It’s unfortunate that the art of conversation is being lost during this age of digital anonymity. Of this art, one brush stroke stands out to me above the rest as being more sorely missed. When talking to any one, it is astounding the power of a good question.
In my apologetics class, there is a day where the student can only ask questions, and never provide answers. For every statement they make, they loose a point. It is possible to fail this day. I can ask questions and answer, but my students can only ask questions.
It is a hard and difficult day for two reasons: 1) They cannot ask one word questions, i.e. What? Why? And?, and 2) they’re not entirely sure how to ask good questions.
I think this is a recurring problem in our society for several reasons.
- Asking questions comes across as being ignorant on a subject, and in this informational age, if you don’t know something, you are seen as out of touch, and worse, uninformed.
- Questions provide a person the opportunity to be humble, an admittance that one does not know a thing. This humility is countercultural for us, though not as Christians, and is seen as weakness.

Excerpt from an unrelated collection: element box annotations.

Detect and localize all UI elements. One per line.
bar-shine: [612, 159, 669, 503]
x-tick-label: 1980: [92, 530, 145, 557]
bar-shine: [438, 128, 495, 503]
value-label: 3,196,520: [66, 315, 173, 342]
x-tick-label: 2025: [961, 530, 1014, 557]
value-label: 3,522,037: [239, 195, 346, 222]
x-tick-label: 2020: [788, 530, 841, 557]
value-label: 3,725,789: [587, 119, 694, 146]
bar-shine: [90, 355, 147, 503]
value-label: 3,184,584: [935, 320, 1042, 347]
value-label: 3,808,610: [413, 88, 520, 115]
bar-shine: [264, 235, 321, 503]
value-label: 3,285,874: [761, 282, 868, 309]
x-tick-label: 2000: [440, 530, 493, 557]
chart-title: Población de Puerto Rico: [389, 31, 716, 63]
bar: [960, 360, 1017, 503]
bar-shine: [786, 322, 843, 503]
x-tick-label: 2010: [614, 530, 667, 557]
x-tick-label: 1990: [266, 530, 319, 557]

- Being teachable and having a desire to learn is uncommon. More often then not, more people want to know what is right and what to do that is right. Asking “Why” is not as acceptable as it once was (was it, though?) because it is seen as questioning authority or being judgmental.
- Asking questions reveals what you consider to be important. You ask what you want to know about, what you care about, what matters to you. Asking a question is revealing. It’s a little scary. The phrase, “there’s no such thing as a bad question,” is a lie. Yes there are. There are plenty of bad questions. But sometimes, we only know how to ask bad questions because we’re not thinking of how to ask good ones.
There are other reasons, but I think this is sufficient.
What would constitute as a good question then?
“How was your day” is a great opener. However, after the person responds with “good,” “fine,” “ok,” this is where you have an opportunity for a good question: “what made your day good/fine/ok?” Now, you are asking for a reason to an answer, you are taking the first plunge into the dark waters of conversation – an act that is so foreign to some that they may very well sigh and think for a moment, a moment of honest reflection! And as you listen, you may very well have an opportunity to respond, to provide them with a chance to ask you a question.
This is the art of conversation: a dance of words where you must pay attention to what is said and not said, of tone, body language, emotion, fluctuation, and other things that ultimately boils down to one idea: love your neighbor as yourself.
Do you listen to ask good questions? If not, you’re not fully loving your neighbor.
Good questions reveal who you love. Jesus asked good questions – and his love is the greatest the word has ever known. Let us reflect that same compassion by paying attention to those around us and asking questions that reveal our love for God and our neighbor.
Who knows? A persons conversion could all be attributed to you asking “How are you today?”